Studies have also linked job dissatisfaction to poorer physical health outcomes. One 2006 study that followed 10,000 employees over 14 years found that workers with chronic work stress were more than twice as likely to have elevated risk factors of metabolic syndrome than those without work stress. Studies have also found that job satisfaction can influence biomarkers and anti-inflammatory agents that are related to the immune system.
But let’s think back to the pizza. Can job dissatisfaction and job stress significantly impact dietary behaviors among workers over time? The short answer is, we don’t really know. Very few studies have examined the impact of job dissatisfaction and job stress on dietary behaviors. One 2017 study involving 235 Chinese information technology and call center employees found that negative workday experiences were associated with less healthful eating in the evening. However, studies that follow workers over time are needed to distinguish between those experiencing temporary job dissatisfaction and those who experience prolonged job dissatisfaction, and how this may impact dietary behaviors.
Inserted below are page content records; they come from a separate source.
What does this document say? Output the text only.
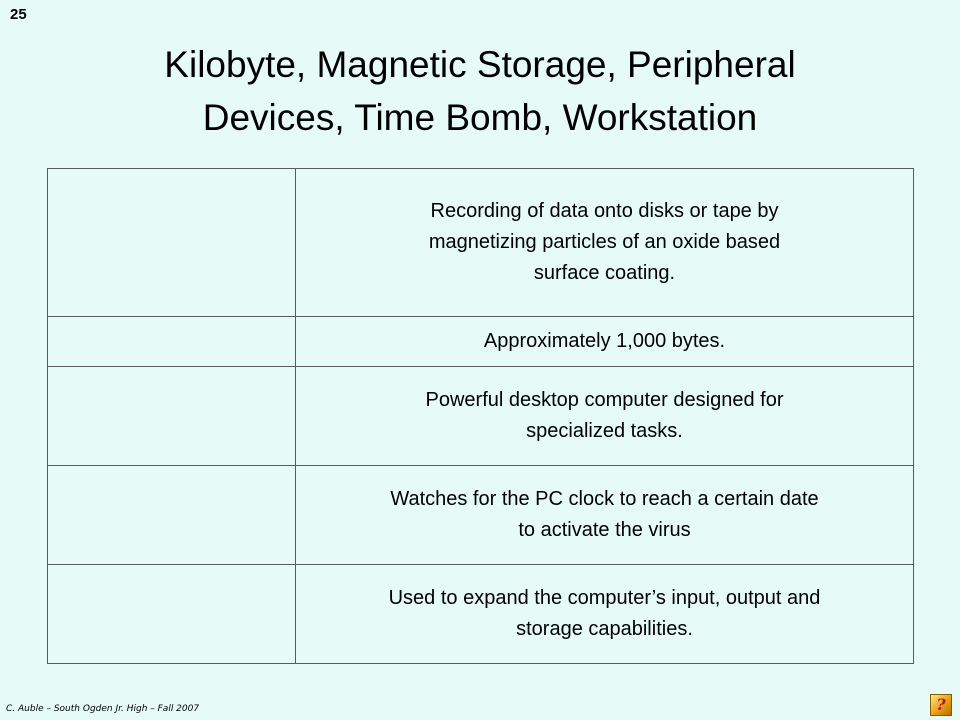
25
Kilobyte, Magnetic Storage, Peripheral
Devices, Time Bomb, Workstation

	Recording of data onto disks or tape by
magnetizing particles of an oxide based
surface coating.

	Approximately 1,000 bytes.

	Powerful desktop computer designed for
specialized tasks.

	Watches for the PC clock to reach a certain date
to activate the virus

	Used to expand the computer’s input, output and
storage capabilities.
C. Auble – South Ogden Jr. High – Fall 2007	?
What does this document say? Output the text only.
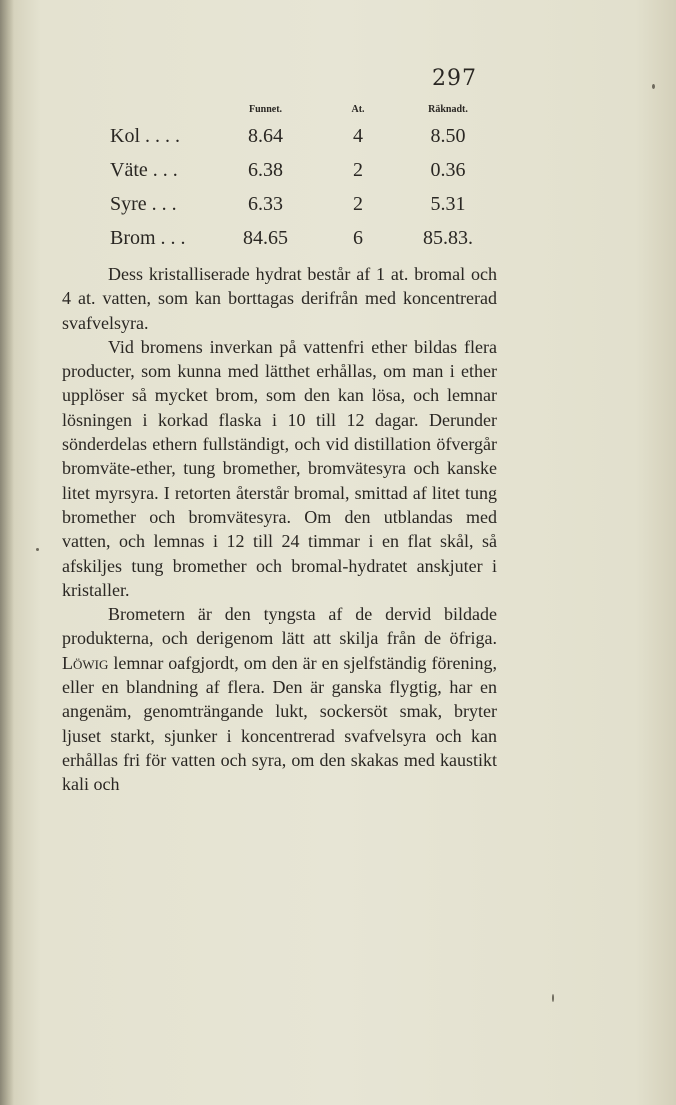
297
	Funnet.	At.	Räknadt.
Kol . . . .	8.64	4	8.50
Väte . . .	6.38	2	0.36
Syre . . .	6.33	2	5.31
Brom . . .	84.65	6	85.83.

Dess kristalliserade hydrat består af 1 at. bromal och 4 at. vatten, som kan borttagas derifrån med koncentrerad svafvelsyra.

Vid bromens inverkan på vattenfri ether bildas flera producter, som kunna med lätthet erhållas, om man i ether upplöser så mycket brom, som den kan lösa, och lemnar lösningen i korkad flaska i 10 till 12 dagar. Derunder sönderdelas ethern fullständigt, och vid distillation öfvergår bromväte-ether, tung bromether, bromvätesyra och kanske litet myrsyra. I retorten återstår bromal, smittad af litet tung bromether och bromvätesyra. Om den utblandas med vatten, och lemnas i 12 till 24 timmar i en flat skål, så afskiljes tung bromether och bromal-hydratet anskjuter i kristaller.

Brometern är den tyngsta af de dervid bildade produkterna, och derigenom lätt att skilja från de öfriga. Löwig lemnar oafgjordt, om den är en sjelfständig förening, eller en blandning af flera. Den är ganska flygtig, har en angenäm, genomträngande lukt, sockersöt smak, bryter ljuset starkt, sjunker i koncentrerad svafvelsyra och kan erhållas fri för vatten och syra, om den skakas med kaustikt kali och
The effects of job satisfaction on health are not surprising if you consider the significant amount of time most people spend at work. Gaining a better understanding of how to improve job satisfaction, such as increasing job security or increasing wages, could help to improve job satisfaction, health outcomes, and dietary behaviors among workers. Although our job conditions may not always be within our control, the next time you have a bad day at work, challenge yourself to decompress using healthy coping behaviors, such as meditating, spending times with people you enjoy, or engaging in physical activity. These strategies could help to mitigate the unhealthy behaviors associated with job-related stress.